“不知道。”
“网上爆出的那个大贪官真是今时鹿的外公吗?”
“应该不能有假,要不然热搜一爆出来,她妈怎么就挨骂了呢?”
“本来一开始我还挺羡慕她的,家里有钱,相貌好,会跳舞,妈妈还是明星,结果没想到……”
……
此时,高一班上几个人正聊得热火朝天,结果下一秒,就听见“咔哒”一声后门被打开的声音。
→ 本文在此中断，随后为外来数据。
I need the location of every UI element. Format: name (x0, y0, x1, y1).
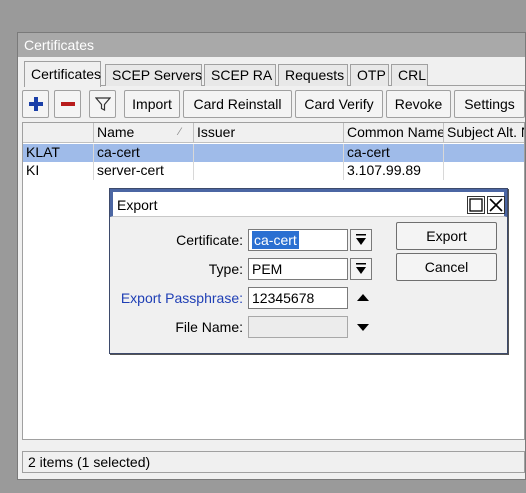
dropdown-icon (356, 234, 366, 245)
certificate-value: ca-cert (252, 231, 299, 249)
tab-otp[interactable]: OTP (350, 64, 389, 86)
row-issuer (194, 162, 344, 180)
filter-icon (94, 97, 111, 111)
dropdown-icon (356, 263, 366, 274)
export-passphrase-label: Export Passphrase: (120, 290, 243, 306)
window-title: Certificates (18, 33, 525, 57)
toolbar: Import Card Reinstall Card Verify Revoke… (22, 90, 525, 120)
cancel-button[interactable]: Cancel (396, 253, 497, 281)
revoke-button[interactable]: Revoke (386, 90, 451, 118)
row-flags: KLAT (23, 144, 94, 162)
table-row[interactable]: KLAT ca-cert ca-cert (23, 144, 524, 162)
type-dropdown-button[interactable] (350, 258, 372, 280)
row-flags: KI (23, 162, 94, 180)
row-subject-alt-name (444, 144, 524, 162)
status-bar: 2 items (1 selected) (22, 451, 525, 473)
filter-button[interactable] (89, 90, 116, 118)
maximize-button[interactable] (467, 196, 485, 214)
passphrase-collapse-button[interactable] (352, 287, 374, 309)
row-issuer (194, 144, 344, 162)
certificate-dropdown-button[interactable] (350, 229, 372, 251)
close-button[interactable] (487, 196, 505, 214)
add-icon (28, 97, 43, 111)
settings-button[interactable]: Settings (454, 90, 525, 118)
row-common-name: ca-cert (344, 144, 444, 162)
tab-requests[interactable]: Requests (278, 64, 348, 86)
row-common-name: 3.107.99.89 (344, 162, 444, 180)
import-button[interactable]: Import (124, 90, 180, 118)
type-select[interactable]: PEM (248, 258, 348, 280)
column-issuer[interactable]: Issuer (194, 123, 344, 143)
tab-bar: Certificates SCEP Servers SCEP RA Reques… (24, 61, 525, 87)
table-row[interactable]: KI server-cert 3.107.99.89 (23, 162, 524, 180)
export-passphrase-input[interactable]: 12345678 (248, 287, 348, 309)
maximize-icon (469, 198, 483, 212)
tab-scep-servers[interactable]: SCEP Servers (105, 64, 202, 86)
export-button[interactable]: Export (396, 222, 497, 250)
dialog-title-bar[interactable]: Export (110, 189, 507, 217)
remove-icon (60, 102, 75, 106)
column-common-name[interactable]: Common Name (344, 123, 444, 143)
row-name: ca-cert (94, 144, 194, 162)
row-subject-alt-name (444, 162, 524, 180)
file-name-input[interactable] (248, 316, 348, 338)
tab-crl[interactable]: CRL (391, 64, 428, 86)
remove-button[interactable] (54, 90, 81, 118)
tab-certificates[interactable]: Certificates (24, 61, 101, 87)
card-verify-button[interactable]: Card Verify (295, 90, 383, 118)
certificate-select[interactable]: ca-cert (248, 229, 348, 251)
add-button[interactable] (22, 90, 49, 118)
close-icon (489, 198, 503, 212)
file-name-expand-button[interactable] (352, 316, 374, 338)
dialog-title: Export (117, 197, 158, 213)
sort-icon: ⁄ (179, 126, 181, 138)
certificate-label: Certificate: (176, 232, 243, 248)
file-name-label: File Name: (175, 319, 243, 335)
tab-scep-ra[interactable]: SCEP RA (204, 64, 276, 86)
table-header: Name ⁄ Issuer Common Name Subject Alt. N (23, 123, 524, 143)
type-label: Type: (208, 261, 243, 277)
expand-down-icon (357, 324, 369, 331)
column-subject-alt-name[interactable]: Subject Alt. N (444, 123, 524, 143)
column-flags[interactable] (23, 123, 94, 143)
expand-up-icon (357, 294, 369, 301)
card-reinstall-button[interactable]: Card Reinstall (183, 90, 292, 118)
export-dialog: Export Certificate: ca-cert Type: PEM Ex… (109, 188, 508, 354)
row-name: server-cert (94, 162, 194, 180)
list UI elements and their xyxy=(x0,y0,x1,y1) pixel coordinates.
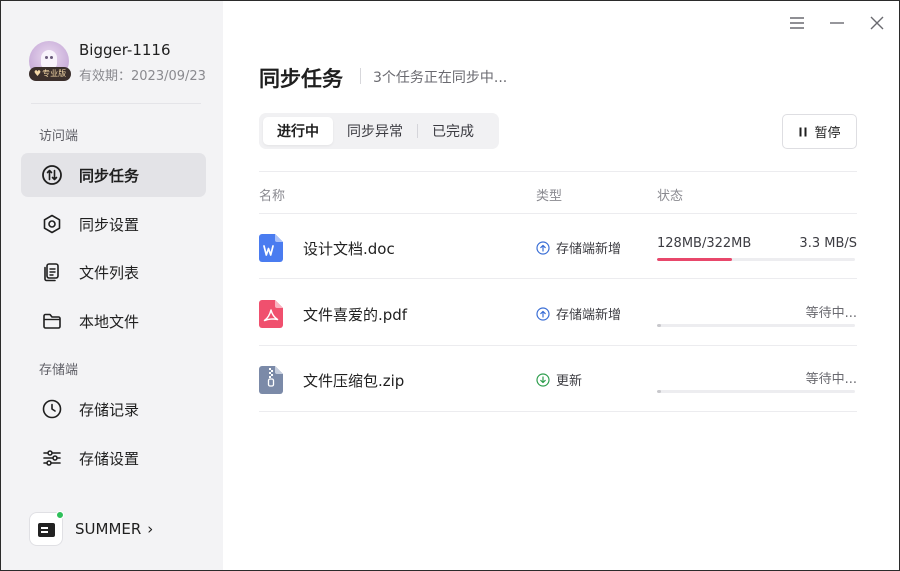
sliders-icon xyxy=(41,447,63,469)
sidebar-item-label: 文件列表 xyxy=(79,263,140,282)
online-status-dot xyxy=(56,511,64,519)
progress-bar xyxy=(657,258,855,261)
user-profile[interactable]: ♥专业版 Bigger-1116 有效期：2023/09/23 xyxy=(29,39,219,84)
sync-type-label: 存储端新增 xyxy=(556,242,622,257)
pause-button[interactable]: 暂停 xyxy=(782,114,857,149)
folder-icon xyxy=(41,310,63,332)
table-divider xyxy=(259,171,857,172)
sidebar-item-storage-records[interactable]: 存储记录 xyxy=(21,387,206,431)
tab-group: 进行中 同步异常 已完成 xyxy=(259,113,499,149)
main-panel: 同步任务 3个任务正在同步中... 进行中 同步异常 已完成 暂停 名称 类型 … xyxy=(223,1,899,570)
title-divider xyxy=(360,68,361,84)
sync-type: 更新 xyxy=(536,370,582,389)
expiry-date: 有效期：2023/09/23 xyxy=(79,69,206,84)
page-subtitle: 3个任务正在同步中... xyxy=(373,70,508,86)
progress-fill xyxy=(657,324,661,327)
pro-badge: ♥专业版 xyxy=(29,67,71,81)
sidebar-divider xyxy=(31,103,201,104)
chevron-right-icon: › xyxy=(147,520,154,538)
section-label-access: 访问端 xyxy=(39,129,79,144)
sidebar-item-file-list[interactable]: 文件列表 xyxy=(21,250,206,294)
sidebar-item-label: 本地文件 xyxy=(79,312,140,331)
pdf-file-icon xyxy=(259,300,283,328)
sidebar-item-label: 存储记录 xyxy=(79,400,140,419)
sidebar-item-sync-settings[interactable]: 同步设置 xyxy=(21,202,206,246)
tab-completed[interactable]: 已完成 xyxy=(418,117,488,145)
sync-status: 128MB/322MB 3.3 MB/S xyxy=(657,232,857,262)
progress-fill xyxy=(657,390,661,393)
file-name: 设计文档.doc xyxy=(303,240,395,258)
column-header-type: 类型 xyxy=(536,189,563,204)
file-name: 文件压缩包.zip xyxy=(303,372,405,390)
clock-icon xyxy=(41,398,63,420)
window-controls xyxy=(785,13,889,33)
sync-status: 等待中... xyxy=(657,364,857,394)
sync-icon xyxy=(41,164,63,186)
waiting-status: 等待中... xyxy=(805,372,857,387)
sidebar-item-storage-settings[interactable]: 存储设置 xyxy=(21,436,206,480)
username: Bigger-1116 xyxy=(79,41,171,59)
sync-type: 存储端新增 xyxy=(536,304,621,323)
sync-type-label: 存储端新增 xyxy=(556,308,622,323)
device-switcher[interactable]: SUMMER › xyxy=(29,511,199,547)
file-name: 文件喜爱的.pdf xyxy=(303,306,408,324)
minimize-icon[interactable] xyxy=(825,13,849,33)
progress-fill xyxy=(657,258,733,261)
close-icon[interactable] xyxy=(865,13,889,33)
pause-icon xyxy=(798,127,808,137)
sidebar-item-local-files[interactable]: 本地文件 xyxy=(21,299,206,343)
sidebar: ♥专业版 Bigger-1116 有效期：2023/09/23 访问端 同步任务… xyxy=(1,1,223,570)
file-list-icon xyxy=(41,261,63,283)
badge-label: 专业版 xyxy=(42,69,67,78)
pause-label: 暂停 xyxy=(814,126,841,141)
word-file-icon xyxy=(259,234,283,262)
column-header-status: 状态 xyxy=(657,189,684,204)
nas-device-icon xyxy=(29,511,64,546)
waiting-status: 等待中... xyxy=(805,306,857,321)
hexagon-settings-icon xyxy=(41,213,63,235)
tab-sync-error[interactable]: 同步异常 xyxy=(333,117,417,145)
zip-file-icon xyxy=(259,366,283,394)
app-window: ♥专业版 Bigger-1116 有效期：2023/09/23 访问端 同步任务… xyxy=(0,0,900,571)
progress-bar xyxy=(657,390,855,393)
sync-type-label: 更新 xyxy=(556,374,583,389)
column-header-name: 名称 xyxy=(259,189,286,204)
upload-circle-icon xyxy=(536,306,550,321)
sync-status: 等待中... xyxy=(657,298,857,328)
transfer-size: 128MB/322MB xyxy=(657,236,752,251)
transfer-speed: 3.3 MB/S xyxy=(799,236,857,251)
page-title: 同步任务 xyxy=(259,67,343,91)
download-circle-icon xyxy=(536,372,550,387)
table-row[interactable]: 文件喜爱的.pdf 存储端新增 等待中... xyxy=(259,280,857,346)
sidebar-item-sync-tasks[interactable]: 同步任务 xyxy=(21,153,206,197)
upload-circle-icon xyxy=(536,240,550,255)
sidebar-item-label: 同步设置 xyxy=(79,215,140,234)
heart-icon: ♥ xyxy=(33,69,42,78)
progress-bar xyxy=(657,324,855,327)
tab-in-progress[interactable]: 进行中 xyxy=(263,117,333,145)
menu-icon[interactable] xyxy=(785,13,809,33)
sync-type: 存储端新增 xyxy=(536,238,621,257)
sidebar-item-label: 同步任务 xyxy=(79,166,140,185)
device-name: SUMMER xyxy=(75,520,142,538)
table-row[interactable]: 设计文档.doc 存储端新增 128MB/322MB 3.3 MB/S xyxy=(259,213,857,279)
sidebar-item-label: 存储设置 xyxy=(79,449,140,468)
section-label-storage: 存储端 xyxy=(39,363,79,378)
table-row[interactable]: 文件压缩包.zip 更新 等待中... xyxy=(259,346,857,412)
坐在后排的几个人不约而同的回过头,见到来人是今时鹿后,立刻噤了声。
今时鹿并没有理会他们脸上尴尬神情,默默收回视线,径直走到了自己的座位上。
高中的学业不比以前,课程内容抽象,上课进度又快,尤其是现在高二了,大家的心智明显成熟了很多,有些八卦也只是课后聊聊,转头来还是要埋头继续为自己的将来而默默独行,没心思顾及其他。
除了第一节课接触到的异样眼光有些多以外,今时鹿这一个上午过的倒也算平静。
下课铃响起,今时鹿收拾书包准备出教室,就在她准备打开门的前一秒,面前的门突然被外面突如其来的一股力量率先推开了。
于此同时,无数台相机争先恐后的架到了她面前。这些记者显然已经等候多时,看到她就像狼见到羊一样,眼睛都放光了,直接一窝蜂冲到了她面前。
“同学你好,对于今澜这次事故,请问你作为她的女儿怎么看待这件事呢?”
“……?”
“请问,你外公的所作所为对你在学校的生活有影响吗?”
“据说今闫荣是在拒捕的过程中身亡的,你觉得这是意外,还是某种程度上的畏罪自杀呢?”
“你觉得妈妈这次的事故,是你外公贪污受贿所带来的报应吗?”
“……”
“您好,可以回答一下吗?”
今时鹿完全不知道这些人在说什么:“什么事故,你们在说什么?”
正在今时鹿被这眼前一众长枪短炮逼问不休时,一道声音突然在一片哄闹中响起。
“都让开!”
下一秒,易释闻扒开外层围着的一众记者,直接将今时鹿从一众围堵中解救了出来,今时鹿被他拉着,一路从教室带了出去。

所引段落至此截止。